SIM-Swapping Cryptocurrency Theft Charges
If O'Connor ultimately is extradited to the U.S., beyond the Twitter hacking charges, as well as alleged cyber extortion and swatting, he will face a separate indictment filed under seal in the Southern District of New York in August 2021 charging him with conspiracy to commit computer intrusions, conspiracy to commit wire fraud, aggravated identity theft and conspiracy to commit money laundering.
The indictment was unsealed in November 2021 after the U.S. attorney for SDNY requested the court do so to supplement evidence provided to Spain by the Northern District of California, which is spearheading O'Connor's extradition request.
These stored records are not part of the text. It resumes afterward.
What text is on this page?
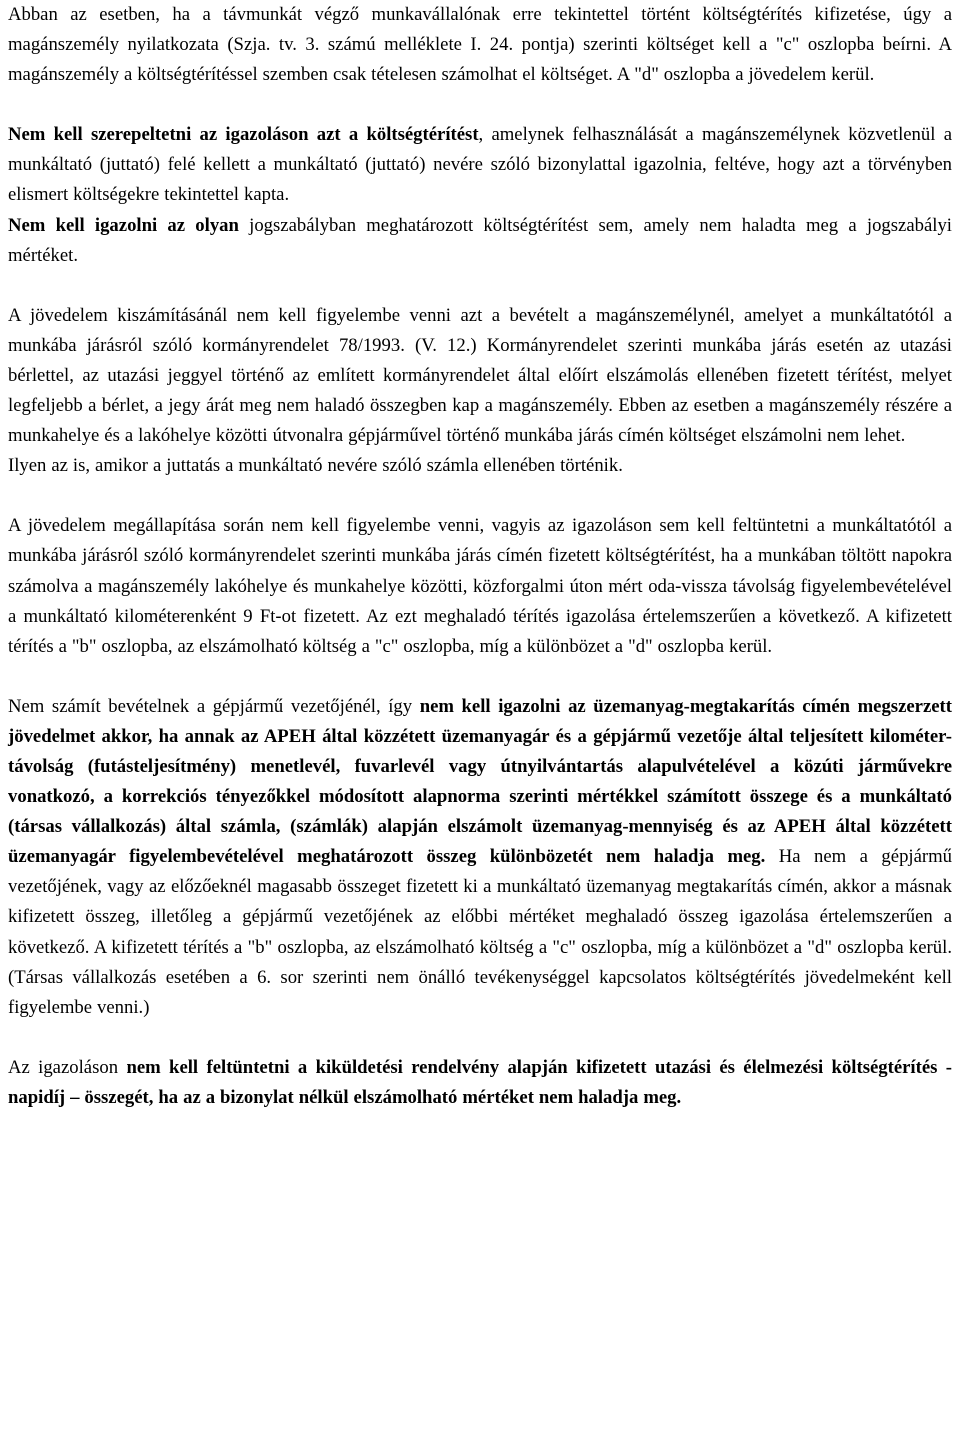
Abban az esetben, ha a távmunkát végző munkavállalónak erre tekintettel történt költségtérítés kifizetése, úgy a magánszemély nyilatkozata (Szja. tv. 3. számú melléklete I. 24. pontja) szerinti költséget kell a "c" oszlopba beírni. A magánszemély a költségtérítéssel szemben csak tételesen számolhat el költséget. A "d" oszlopba a jövedelem kerül.

Nem kell szerepeltetni az igazoláson azt a költségtérítést, amelynek felhasználását a magánszemélynek közvetlenül a munkáltató (juttató) felé kellett a munkáltató (juttató) nevére szóló bizonylattal igazolnia, feltéve, hogy azt a törvényben elismert költségekre tekintettel kapta.

Nem kell igazolni az olyan jogszabályban meghatározott költségtérítést sem, amely nem haladta meg a jogszabályi mértéket.

A jövedelem kiszámításánál nem kell figyelembe venni azt a bevételt a magánszemélynél, amelyet a munkáltatótól a munkába járásról szóló kormányrendelet 78/1993. (V. 12.) Kormányrendelet szerinti munkába járás esetén az utazási bérlettel, az utazási jeggyel történő az említett kormányrendelet által előírt elszámolás ellenében fizetett térítést, melyet legfeljebb a bérlet, a jegy árát meg nem haladó összegben kap a magánszemély. Ebben az esetben a magánszemély részére a munkahelye és a lakóhelye közötti útvonalra gépjárművel történő munkába járás címén költséget elszámolni nem lehet.

Ilyen az is, amikor a juttatás a munkáltató nevére szóló számla ellenében történik.

A jövedelem megállapítása során nem kell figyelembe venni, vagyis az igazoláson sem kell feltüntetni a munkáltatótól a munkába járásról szóló kormányrendelet szerinti munkába járás címén fizetett költségtérítést, ha a munkában töltött napokra számolva a magánszemély lakóhelye és munkahelye közötti, közforgalmi úton mért oda-vissza távolság figyelembevételével a munkáltató kilométerenként 9 Ft-ot fizetett. Az ezt meghaladó térítés igazolása értelemszerűen a következő. A kifizetett térítés a "b" oszlopba, az elszámolható költség a "c" oszlopba, míg a különbözet a "d" oszlopba kerül.

Nem számít bevételnek a gépjármű vezetőjénél, így nem kell igazolni az üzemanyag-megtakarítás címén megszerzett jövedelmet akkor, ha annak az APEH által közzétett üzemanyagár és a gépjármű vezetője által teljesített kilométer-távolság (futásteljesítmény) menetlevél, fuvarlevél vagy útnyilvántartás alapulvételével a közúti járművekre vonatkozó, a korrekciós tényezőkkel módosított alapnorma szerinti mértékkel számított összege és a munkáltató (társas vállalkozás) által számla, (számlák) alapján elszámolt üzemanyag-mennyiség és az APEH által közzétett üzemanyagár figyelembevételével meghatározott összeg különbözetét nem haladja meg. Ha nem a gépjármű vezetőjének, vagy az előzőeknél magasabb összeget fizetett ki a munkáltató üzemanyag megtakarítás címén, akkor a másnak kifizetett összeg, illetőleg a gépjármű vezetőjének az előbbi mértéket meghaladó összeg igazolása értelemszerűen a következő. A kifizetett térítés a "b" oszlopba, az elszámolható költség a "c" oszlopba, míg a különbözet a "d" oszlopba kerül. (Társas vállalkozás esetében a 6. sor szerinti nem önálló tevékenységgel kapcsolatos költségtérítés jövedelmeként kell figyelembe venni.)

Az igazoláson nem kell feltüntetni a kiküldetési rendelvény alapján kifizetett utazási és élelmezési költségtérítés - napidíj – összegét, ha az a bizonylat nélkül elszámolható mértéket nem haladja meg.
The SDNY indictment charges O'Connor, as well as unnamed co-conspirators, with using SIM swapping in the spring of 2019 to take control of mobile phone numbers used by three executives at a New York City cryptocurrency exchange, as part of a scheme that allowed them to steal cryptocurrency and tokens then valued at $784,000. The suspects allegedly used money laundering services to convert the stolen bitcoin cash, litecoin and ethereum into bitcoins.
O'Connor allegedly also took to Skype to taunt employees at the exchange with details of how the hack and theft had been perpetrated.